Further, it is used in restriction digestion based studies such as restriction mapping, genomic mapping, and restriction digestion of cDNA, etc.

It allows the purification of DNA fragments and separation of DNA fragments for sequencing and other downstream application.

Agarose gel electrophoresis is applicable to study DNA topology. Supercoiled, circular, nicked and linear DNA can be identified using the agarose gel electrophoresis. 

Various mutations and alteration which are known to us can be encountered using the present method.

Limitations:

The present interpretation method is so useful but it has several limitations.

The use of current, carcinogens, chemicals, and heating steps, makes the present method unsafe and risky to use.

Moreover, we can’t determine the exact fragment size of DNA, it is just a rough idea.

The process is time-consuming and lengthy.

Furthermore, sequence information cannot be obtained by using it.

My ultimate guide for agarose gel electrophoresis:

I already mentioned the agarose gel electrophoresis protocol. You can use agarose gel electrophoresis protocol in your routine lab and it is our standardized protocol.
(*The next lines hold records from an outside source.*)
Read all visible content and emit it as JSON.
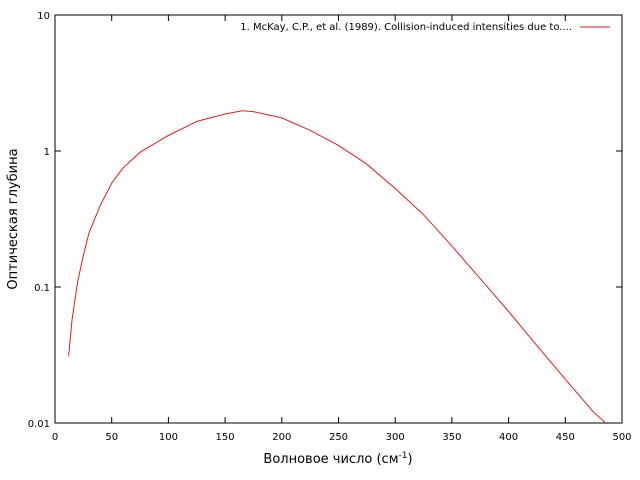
{
  "chart_data": {
    "type": "line",
    "xlabel": "Волновое число (см",
    "xlabel_sup": "-1",
    "xlabel_end": ")",
    "ylabel": "Оптическая глубина",
    "x": [
      12,
      15,
      20,
      25,
      30,
      40,
      50,
      60,
      75,
      100,
      125,
      150,
      165,
      175,
      200,
      225,
      250,
      275,
      300,
      325,
      350,
      375,
      400,
      425,
      450,
      475,
      485
    ],
    "series": [
      {
        "name": "1. McKay, C.P., et al. (1989). Collision-induced intensities due to....",
        "color": "#e41a1c",
        "values": [
          0.031,
          0.057,
          0.11,
          0.17,
          0.25,
          0.4,
          0.58,
          0.75,
          0.98,
          1.3,
          1.65,
          1.87,
          1.98,
          1.95,
          1.75,
          1.42,
          1.1,
          0.8,
          0.53,
          0.34,
          0.2,
          0.115,
          0.066,
          0.037,
          0.021,
          0.012,
          0.0101
        ]
      }
    ],
    "xlim": [
      0,
      500
    ],
    "xticks": [
      0,
      50,
      100,
      150,
      200,
      250,
      300,
      350,
      400,
      450,
      500
    ],
    "ylim": [
      0.01,
      10
    ],
    "yticks": [
      0.01,
      0.1,
      1,
      10
    ],
    "ylog": true,
    "legend": "upper right",
    "grid": false
  }
}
Some precautions are necessary for performing agarose gel electrophoresis:

      • Agarose powder is hazardous hence always wear gloves, face mask, and goggles while preparing an agarose gel.
      • During the boiling of agarose wear oven-gloves (heat resistant). Do not use plastic gloves, it will burn your hand.
      • EtBr is carcinogenic and mutagenic therefore take necessary precautions before handling it.

I personally prefer Seakem agarose powder which is cost-effective and gives a beautiful result.

Can we make the electrophoresis instrument in our lab?  think about it and let me know in the comment box. 

Conclusion:

The agarose gel electrophoresis is an unmatched and non-replaceable technique until now. However, some of the other fast and more accurate options are now available but are so costly.

The entire process of electrophoresis is simple but each step carries a different type of risk, therefore, care must be taken every time while preparing or doing agarose gel electrophoresis.